Horror needs a mysterious and enigmatic other to be truly terrifying. The best part of horror is always the first act, and the most disappointing always seems to be the third. Once the monster is fully revealed, the fear is taken away a little. But this was the magic of Alien. The monster constantly evolved, and relied on human sensation and sexuality to express intimacy and otherness at the same time. Alien is a horror film, as much as it is science fiction, much like the first Terminator film. But the Franchise Syndrome turned these into cheap action films. So, this being the case, what am I to make of Prometheus and Alien: Covenant?

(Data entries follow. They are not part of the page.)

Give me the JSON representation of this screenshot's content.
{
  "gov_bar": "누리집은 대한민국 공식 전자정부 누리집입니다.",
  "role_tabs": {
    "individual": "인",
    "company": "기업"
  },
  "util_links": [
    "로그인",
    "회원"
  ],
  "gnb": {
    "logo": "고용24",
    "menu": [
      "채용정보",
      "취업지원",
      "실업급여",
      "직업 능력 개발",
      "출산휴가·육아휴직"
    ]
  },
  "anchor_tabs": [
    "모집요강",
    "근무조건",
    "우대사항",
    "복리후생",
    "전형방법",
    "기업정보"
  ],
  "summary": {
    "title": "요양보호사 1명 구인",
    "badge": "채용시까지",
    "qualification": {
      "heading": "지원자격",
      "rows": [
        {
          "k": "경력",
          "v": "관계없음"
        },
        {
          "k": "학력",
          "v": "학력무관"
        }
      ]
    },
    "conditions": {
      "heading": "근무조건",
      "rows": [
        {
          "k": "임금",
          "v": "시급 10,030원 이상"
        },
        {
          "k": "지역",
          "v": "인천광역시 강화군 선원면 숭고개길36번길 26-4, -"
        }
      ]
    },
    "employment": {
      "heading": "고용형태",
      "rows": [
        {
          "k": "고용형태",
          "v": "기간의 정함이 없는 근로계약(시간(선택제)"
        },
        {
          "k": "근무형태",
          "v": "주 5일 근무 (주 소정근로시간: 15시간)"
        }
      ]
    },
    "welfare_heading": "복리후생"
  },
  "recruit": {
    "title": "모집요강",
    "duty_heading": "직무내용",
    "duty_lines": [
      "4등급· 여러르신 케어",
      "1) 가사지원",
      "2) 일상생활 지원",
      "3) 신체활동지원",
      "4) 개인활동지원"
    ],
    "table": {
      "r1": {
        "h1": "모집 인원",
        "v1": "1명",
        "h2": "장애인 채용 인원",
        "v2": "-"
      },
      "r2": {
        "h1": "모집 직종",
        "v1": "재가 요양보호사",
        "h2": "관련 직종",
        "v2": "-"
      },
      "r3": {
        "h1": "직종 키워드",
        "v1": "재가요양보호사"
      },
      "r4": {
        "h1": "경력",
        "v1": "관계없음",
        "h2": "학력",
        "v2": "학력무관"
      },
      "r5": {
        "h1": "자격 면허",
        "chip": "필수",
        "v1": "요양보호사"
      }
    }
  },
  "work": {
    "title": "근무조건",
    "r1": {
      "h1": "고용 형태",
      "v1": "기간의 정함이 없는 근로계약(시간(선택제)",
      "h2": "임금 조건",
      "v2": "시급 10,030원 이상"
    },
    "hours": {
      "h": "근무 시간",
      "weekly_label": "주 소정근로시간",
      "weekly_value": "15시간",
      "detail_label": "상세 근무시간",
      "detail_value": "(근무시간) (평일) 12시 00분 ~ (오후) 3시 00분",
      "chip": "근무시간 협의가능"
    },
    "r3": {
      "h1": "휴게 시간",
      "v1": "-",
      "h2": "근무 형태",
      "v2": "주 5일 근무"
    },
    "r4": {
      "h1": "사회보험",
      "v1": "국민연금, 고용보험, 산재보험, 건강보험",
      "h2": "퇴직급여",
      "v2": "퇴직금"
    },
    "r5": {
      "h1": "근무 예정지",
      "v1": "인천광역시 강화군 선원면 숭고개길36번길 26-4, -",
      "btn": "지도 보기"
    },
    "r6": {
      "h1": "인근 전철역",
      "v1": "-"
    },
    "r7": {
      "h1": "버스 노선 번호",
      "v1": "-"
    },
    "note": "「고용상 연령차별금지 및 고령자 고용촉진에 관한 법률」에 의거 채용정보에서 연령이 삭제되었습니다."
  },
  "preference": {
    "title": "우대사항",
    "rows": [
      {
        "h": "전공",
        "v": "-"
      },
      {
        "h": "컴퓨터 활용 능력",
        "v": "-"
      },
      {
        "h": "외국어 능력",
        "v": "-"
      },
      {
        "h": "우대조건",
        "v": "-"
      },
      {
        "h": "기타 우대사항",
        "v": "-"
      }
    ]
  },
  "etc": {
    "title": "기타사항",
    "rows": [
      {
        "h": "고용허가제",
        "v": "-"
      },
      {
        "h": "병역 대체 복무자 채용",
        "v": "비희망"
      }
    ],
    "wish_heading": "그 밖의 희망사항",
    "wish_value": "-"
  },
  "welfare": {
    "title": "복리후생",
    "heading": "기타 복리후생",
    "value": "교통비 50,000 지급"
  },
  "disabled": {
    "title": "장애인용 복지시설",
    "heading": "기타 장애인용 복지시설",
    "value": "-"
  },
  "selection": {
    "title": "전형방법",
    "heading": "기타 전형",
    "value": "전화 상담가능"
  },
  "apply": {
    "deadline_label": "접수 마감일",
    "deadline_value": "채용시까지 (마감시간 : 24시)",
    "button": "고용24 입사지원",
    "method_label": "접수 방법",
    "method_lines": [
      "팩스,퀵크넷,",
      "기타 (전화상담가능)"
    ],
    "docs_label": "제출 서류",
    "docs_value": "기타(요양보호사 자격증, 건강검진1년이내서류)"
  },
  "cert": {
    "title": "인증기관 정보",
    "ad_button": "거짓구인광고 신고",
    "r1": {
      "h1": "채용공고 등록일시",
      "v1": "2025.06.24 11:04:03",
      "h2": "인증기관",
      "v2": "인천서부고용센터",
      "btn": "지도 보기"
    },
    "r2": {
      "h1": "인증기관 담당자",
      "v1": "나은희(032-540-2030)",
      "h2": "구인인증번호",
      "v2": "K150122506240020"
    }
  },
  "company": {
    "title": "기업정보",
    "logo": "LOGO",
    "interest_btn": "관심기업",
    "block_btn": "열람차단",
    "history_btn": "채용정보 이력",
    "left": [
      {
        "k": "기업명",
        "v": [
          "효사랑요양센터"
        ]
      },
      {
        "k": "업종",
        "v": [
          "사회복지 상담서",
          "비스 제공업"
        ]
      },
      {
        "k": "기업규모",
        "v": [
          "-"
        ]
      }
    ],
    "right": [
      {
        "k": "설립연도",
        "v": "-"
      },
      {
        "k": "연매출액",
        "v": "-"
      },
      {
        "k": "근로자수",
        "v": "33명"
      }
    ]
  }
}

I admit I didn’t even know Prometheus was an Alien franchise film until maybe half-way through watching it. I also admit I was really enjoying it until that moment. As soon as this became apparent, I was frustrated with the movie. I suddenly needed to make sense of every little detail, fitting it into the larger mythos of the franchise, and it ruined the viewing for me. This is the other side of the Franchise Syndrome. After all, studios wouldn’t keep doing this kind of thing if it didn’t work. I think Americans, in particular, like known quantities. We want to know what we’re getting, even if it’s a sub-par product. We want our Coke and our McDonald’s to taste the same wherever we are. We want our sports to be measured down to the yard. Hell, you don’t even need to watch a baseball game to know what happened. Every moment is quantified into a percentage or number, but I digress.
I think they tried something different with Prometheus and I have to show some appreciation for that. At the end of the day, the only real reason I didn’t enjoy it is because as soon as the Franchise Syndrome hit me, I became annoyed with the film. I’m determined not to make the same mistake with Alien: Covenant. So, all right Mr. Scott, I’m paying attention now. Show me something I haven’t seen before.